<EYES> エッセイスト 小島慶子さん 今の試練 教訓にしよう

2020年4月30日 02時00分 (5月27日 03時52分更新)
 新型コロナウイルスの感染拡大に伴う緊急事態宣言を受けて、外出自粛要請が出されている日本。欧米では感染爆発により、医療従事者にも感染者や死者が多発していると報じられていますが、都市封鎖や厳しい外出制限の効果が表れているようです。感染者増加のペースが落ち着きを見せ始め、ピークアウトしたのではないかという見方も出てきました。
 オーストラリアでも早期に厳しい移動制限を講じた効果で、感染者の増加カーブが平らに。爆発的な感染者増加はどうにか抑制できているようです。私の家族が暮らす西オーストラリア州でも、厳しい移動や外出の制限が敷かれています。

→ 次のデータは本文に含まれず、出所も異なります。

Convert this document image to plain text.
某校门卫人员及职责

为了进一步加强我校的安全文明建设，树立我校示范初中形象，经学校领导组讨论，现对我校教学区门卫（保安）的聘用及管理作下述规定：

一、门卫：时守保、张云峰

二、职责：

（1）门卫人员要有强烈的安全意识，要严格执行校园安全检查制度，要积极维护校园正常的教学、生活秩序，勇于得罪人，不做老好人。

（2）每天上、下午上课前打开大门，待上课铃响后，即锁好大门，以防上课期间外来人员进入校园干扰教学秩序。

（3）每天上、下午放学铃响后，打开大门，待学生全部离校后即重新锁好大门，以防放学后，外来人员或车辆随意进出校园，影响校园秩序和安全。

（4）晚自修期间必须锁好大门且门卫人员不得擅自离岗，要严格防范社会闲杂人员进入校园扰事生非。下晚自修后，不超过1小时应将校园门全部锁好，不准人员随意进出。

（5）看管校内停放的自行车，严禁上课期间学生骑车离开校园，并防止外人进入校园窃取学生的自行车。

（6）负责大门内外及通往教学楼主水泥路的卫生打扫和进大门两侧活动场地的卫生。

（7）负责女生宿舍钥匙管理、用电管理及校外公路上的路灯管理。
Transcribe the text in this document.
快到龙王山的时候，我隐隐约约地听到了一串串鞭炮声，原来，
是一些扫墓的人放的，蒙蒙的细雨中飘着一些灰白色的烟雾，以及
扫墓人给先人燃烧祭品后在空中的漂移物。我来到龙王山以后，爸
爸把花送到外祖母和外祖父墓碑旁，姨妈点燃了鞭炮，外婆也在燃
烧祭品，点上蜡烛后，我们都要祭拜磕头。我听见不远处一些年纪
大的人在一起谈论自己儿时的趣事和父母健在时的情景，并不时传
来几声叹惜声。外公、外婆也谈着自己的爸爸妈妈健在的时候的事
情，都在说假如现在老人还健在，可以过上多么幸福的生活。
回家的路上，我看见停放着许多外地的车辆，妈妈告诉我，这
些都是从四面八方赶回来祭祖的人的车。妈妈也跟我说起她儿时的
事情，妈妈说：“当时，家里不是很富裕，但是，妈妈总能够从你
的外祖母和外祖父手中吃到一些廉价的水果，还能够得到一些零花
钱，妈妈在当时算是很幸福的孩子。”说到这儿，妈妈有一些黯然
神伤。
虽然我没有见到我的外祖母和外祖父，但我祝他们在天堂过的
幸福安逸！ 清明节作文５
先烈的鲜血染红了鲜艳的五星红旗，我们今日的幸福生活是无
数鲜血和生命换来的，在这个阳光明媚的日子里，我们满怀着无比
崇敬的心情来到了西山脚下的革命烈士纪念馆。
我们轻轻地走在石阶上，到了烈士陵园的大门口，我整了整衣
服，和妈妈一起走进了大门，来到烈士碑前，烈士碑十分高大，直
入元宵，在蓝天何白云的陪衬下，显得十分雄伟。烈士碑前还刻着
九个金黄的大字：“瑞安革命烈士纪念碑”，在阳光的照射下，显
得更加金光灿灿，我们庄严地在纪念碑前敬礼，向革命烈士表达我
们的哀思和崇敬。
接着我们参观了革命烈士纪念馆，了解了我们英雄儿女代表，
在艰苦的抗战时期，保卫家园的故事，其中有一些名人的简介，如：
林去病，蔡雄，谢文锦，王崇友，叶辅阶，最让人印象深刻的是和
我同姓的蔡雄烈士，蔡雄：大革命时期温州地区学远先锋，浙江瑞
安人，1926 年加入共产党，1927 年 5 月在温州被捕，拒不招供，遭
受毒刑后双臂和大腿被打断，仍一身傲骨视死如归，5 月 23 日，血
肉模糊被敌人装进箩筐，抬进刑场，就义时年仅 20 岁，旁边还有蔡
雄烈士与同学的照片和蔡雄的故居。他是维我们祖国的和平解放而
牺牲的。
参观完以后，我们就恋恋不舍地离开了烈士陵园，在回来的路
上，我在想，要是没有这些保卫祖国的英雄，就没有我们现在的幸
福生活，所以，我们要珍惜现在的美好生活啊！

 他州から来た人は14日間の隔離。州内での移動は最小限、家族以外で3人以上の集会禁止。外出時は人と1.5メートル以上の距離を取る、原則リモート勤務にする、等々。家族も家にこもっています。
 外に出るのは健康維持のための散歩と食品の買い出しだけ。パースの人々が大好きなビーチも、散歩をするのは構わないのですが、集まって遊ばないよう、警官が見回っています。
 高3と中3の息子たちは今、秋休み中。長男は塾のオンライン授業、次男は学校のサイトに上がっている課題に取り組む毎日です。休み明けの5月からはオンライン授業が行われる予定。でも息子たちはやはり、友達に会いたい、スポーツをしたいと言っています。
 教科の学習はオンラインで事足りるかもしれませんが、子どもの居場所や健康維持には、学校という場が重要だと実感します。息子たちには「この試練を、将来必ず訪れる、次なるパンデミック(世界的大流行)の教訓にしてほしい」と毎日話しています。混乱の中から新しい世界が生まれるのだということも。激しい荒波の底には、希望の種が眠っています。